Let $F$ be a finite field, let $f$ be a function from $F$ to $F$, and let $a$ be a nonzero element of $F$. The discrete derivative of $f$ in direction $a$ is $\Delta_a f \colon F \to F$ with $(\Delta_a f)(x)=f(x+a)-f(x)$. The differential spectrum of $f$ is the multiset of cardinalities of all the fibers of all the derivatives $\Delta_a f$ as $a$ runs through $F^*$. The function $f$ is almost perfect nonlinear (APN) if the largest cardinality in the differential spectrum is $2$. Almost perfect nonlinear functions are of interest as cryptographic primitives. If $d$ is a positive integer, the power function over $F$ with exponent $d$ is the function $f \colon F \to F$ with $f(x)=x^d$ for every $x \in F$. There is a small number of known infinite families of APN power functions. In this paper, we re-express the exponents for one such family in a more convenient form. This enables us to give the differential spectrum and, even more, to determine the sizes of individual fibers of derivatives.

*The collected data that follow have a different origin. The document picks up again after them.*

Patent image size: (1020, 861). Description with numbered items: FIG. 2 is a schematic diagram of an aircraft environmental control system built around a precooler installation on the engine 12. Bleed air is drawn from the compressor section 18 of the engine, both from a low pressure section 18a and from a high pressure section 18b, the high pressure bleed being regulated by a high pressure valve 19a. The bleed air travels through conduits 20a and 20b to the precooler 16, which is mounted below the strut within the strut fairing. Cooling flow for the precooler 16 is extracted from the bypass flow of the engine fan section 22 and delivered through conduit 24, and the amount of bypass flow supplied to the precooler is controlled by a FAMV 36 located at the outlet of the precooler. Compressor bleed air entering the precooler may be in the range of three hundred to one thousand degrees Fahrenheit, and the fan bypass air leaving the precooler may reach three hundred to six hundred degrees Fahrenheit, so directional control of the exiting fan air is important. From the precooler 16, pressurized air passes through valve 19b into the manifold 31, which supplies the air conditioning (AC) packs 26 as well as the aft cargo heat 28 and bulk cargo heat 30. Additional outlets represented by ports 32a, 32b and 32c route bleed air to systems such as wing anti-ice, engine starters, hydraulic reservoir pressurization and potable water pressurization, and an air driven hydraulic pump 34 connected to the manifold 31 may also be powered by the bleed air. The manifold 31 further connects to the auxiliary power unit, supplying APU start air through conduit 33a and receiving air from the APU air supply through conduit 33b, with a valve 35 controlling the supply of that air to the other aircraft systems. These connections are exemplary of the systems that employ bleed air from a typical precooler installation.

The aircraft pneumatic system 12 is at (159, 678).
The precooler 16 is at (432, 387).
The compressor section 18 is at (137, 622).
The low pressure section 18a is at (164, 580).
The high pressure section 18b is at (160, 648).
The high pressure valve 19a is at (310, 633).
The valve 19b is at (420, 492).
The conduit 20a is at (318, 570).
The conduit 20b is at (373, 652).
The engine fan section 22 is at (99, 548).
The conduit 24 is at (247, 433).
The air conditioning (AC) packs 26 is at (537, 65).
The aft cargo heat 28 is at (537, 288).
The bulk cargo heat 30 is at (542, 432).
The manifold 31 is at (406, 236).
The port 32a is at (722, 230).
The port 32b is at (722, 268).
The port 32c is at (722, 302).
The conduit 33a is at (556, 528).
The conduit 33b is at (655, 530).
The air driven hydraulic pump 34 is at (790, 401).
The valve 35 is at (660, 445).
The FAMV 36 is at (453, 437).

翻译：设$F$为有限域，$f$为从$F$到$F$的函数，$a$为$F$中的非零元素。$f$沿方向$a$的离散导数为$\Delta_a f \colon F \to F$，满足$(\Delta_a f)(x)=f(x+a)-f(x)$。$f$的差分谱是当$a$遍历$F^*$时所有导数$\Delta_a f$所有纤维基数的多重集。若差分谱中的最大基数为$2$，则函数$f$为几乎完美非线性(APN)函数。几乎完美非线性函数作为密码原语具有重要意义。若$d$为正整数，则$F$上指数为$d$的幂函数为$f \colon F \to F$，满足对于每个$x \in F$有$f(x)=x^d$。目前已知的APN幂函数无穷族数量极少。本文重新表述了其中一个无穷族指数的更便捷形式，从而能够给出其差分谱，并进一步确定各导数单个纤维的规模。